WASHINGTON — Secretary of State John Kerry said Monday he had chosen the wrong word in describing Israel's potential future after coming under withering criticism for saying the Jewish state could become an "apartheid state" if it doesn't reach a peace deal with the Palestinians.

In a statement released by the State Department, Kerry lashed out against "partisan political" attacks against him, but acknowledged his comments last week to a closed international forum could have been misinterpreted. He said he was and is a strong supporter of Israel, which he called a "vibrant democracy." He said his remarks were only an expression of his firm belief that a two-state resolution is the only viable way to end the long-running conflict.

"I will not allow my commitment to Israel to be questioned by anyone, particularly for partisan, political purposes, so I want to be crystal clear about what I believe and what I don't believe," Kerry said after U.S. lawmakers and pro-Israel groups criticized him, with some demanding his resignation or at least an apology.
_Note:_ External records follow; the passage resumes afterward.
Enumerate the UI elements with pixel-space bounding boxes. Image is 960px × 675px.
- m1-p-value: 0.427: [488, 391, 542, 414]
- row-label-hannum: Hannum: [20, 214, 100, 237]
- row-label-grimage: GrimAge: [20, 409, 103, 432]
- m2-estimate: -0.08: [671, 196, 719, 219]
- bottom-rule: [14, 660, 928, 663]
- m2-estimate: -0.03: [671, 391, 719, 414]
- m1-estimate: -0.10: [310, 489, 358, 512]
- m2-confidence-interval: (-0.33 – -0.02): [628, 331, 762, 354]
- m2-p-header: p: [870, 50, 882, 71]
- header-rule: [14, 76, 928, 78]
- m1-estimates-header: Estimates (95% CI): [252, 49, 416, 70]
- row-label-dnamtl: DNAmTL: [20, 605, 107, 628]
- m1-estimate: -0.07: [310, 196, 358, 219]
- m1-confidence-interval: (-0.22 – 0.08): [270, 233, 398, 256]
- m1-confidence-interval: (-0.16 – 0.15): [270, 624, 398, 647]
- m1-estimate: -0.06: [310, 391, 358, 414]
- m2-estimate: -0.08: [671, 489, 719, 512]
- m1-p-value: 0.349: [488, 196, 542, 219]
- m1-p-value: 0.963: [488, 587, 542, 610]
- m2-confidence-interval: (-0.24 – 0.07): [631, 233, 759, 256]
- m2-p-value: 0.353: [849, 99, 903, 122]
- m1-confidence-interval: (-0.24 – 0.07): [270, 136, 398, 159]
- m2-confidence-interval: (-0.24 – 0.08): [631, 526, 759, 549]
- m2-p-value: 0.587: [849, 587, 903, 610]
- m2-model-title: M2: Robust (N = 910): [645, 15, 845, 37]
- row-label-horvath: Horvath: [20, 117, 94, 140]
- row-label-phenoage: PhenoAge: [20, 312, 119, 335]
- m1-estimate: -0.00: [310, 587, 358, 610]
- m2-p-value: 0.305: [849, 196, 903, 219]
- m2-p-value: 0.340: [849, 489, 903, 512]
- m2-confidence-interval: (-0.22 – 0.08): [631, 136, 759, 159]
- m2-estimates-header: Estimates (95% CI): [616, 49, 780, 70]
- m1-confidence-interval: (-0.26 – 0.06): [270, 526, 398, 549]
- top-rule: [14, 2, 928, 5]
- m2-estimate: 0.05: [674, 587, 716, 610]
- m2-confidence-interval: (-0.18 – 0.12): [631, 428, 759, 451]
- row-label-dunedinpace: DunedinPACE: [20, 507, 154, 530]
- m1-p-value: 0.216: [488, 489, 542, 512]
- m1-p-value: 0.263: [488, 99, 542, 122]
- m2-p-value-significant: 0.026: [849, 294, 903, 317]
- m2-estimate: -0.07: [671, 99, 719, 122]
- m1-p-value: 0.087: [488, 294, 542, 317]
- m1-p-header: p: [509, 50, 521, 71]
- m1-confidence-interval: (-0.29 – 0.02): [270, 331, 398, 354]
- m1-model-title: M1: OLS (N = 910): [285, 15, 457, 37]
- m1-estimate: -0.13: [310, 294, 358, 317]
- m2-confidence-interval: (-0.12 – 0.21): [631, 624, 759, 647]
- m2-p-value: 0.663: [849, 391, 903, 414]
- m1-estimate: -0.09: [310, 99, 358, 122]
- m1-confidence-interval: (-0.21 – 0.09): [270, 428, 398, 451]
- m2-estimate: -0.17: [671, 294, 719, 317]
"First, Israel is a vibrant democracy and I do not believe, nor have I ever stated, publicly or privately, that Israel is an apartheid state or that it intends to become one," he said.

"Second, I have been around long enough to also know the power of words to create a misimpression, even when unintentional, and if I could rewind the tape, I would have chosen a different word to describe my firm belief that the only way in the long term to have a Jewish state and two nations and two peoples living side by side in peace and security is through a two state solution," Kerry said.

On Sunday, The Daily Beast reported that Kerry had told a closed-door meeting on the Trilateral Commission in Washington on Friday that Israel risked becoming an "apartheid state" with two classes of citizens if negotiations to forge a peace deal fail and a two-state solution is not reached.

Kerry defended his general point, noting that numerous Israeli officials, including Prime Minister Benjamin Netanyahu and his predecessors, Ehud Barak and Ehud Olmert, have made similar points in the past. But, he added that "apartheid" is "a word best left out of the debate here at home."

Kerry invested significant time and energy last year into bringing the two sides to the negotiating table with the goal of reaching a deal in nine months. That deadline expires on Tuesday with the parties having failed to reach an accord, a less ambitious framework deal or even an agreement to extend the negotiations.

House GOP leader Eric Cantor, R-Va., said Kerry should apologize, while the American Israel Public Affairs Committee described his use of the term as offensive. Another pro-Israel lobby said Kerry should resign, a call echoed by Republican Sen. Ted Cruz of Texas in a speech on the Senate floor.

Democratic Sen. Barbara Boxer of California was also critical of Kerry's comment, saying in a tweet that: "Israel is the only democracy in the Middle East and any linkage between Israel and apartheid is nonsensical and ridiculous."

Associated Press writer Brad Klapper contributed to this report.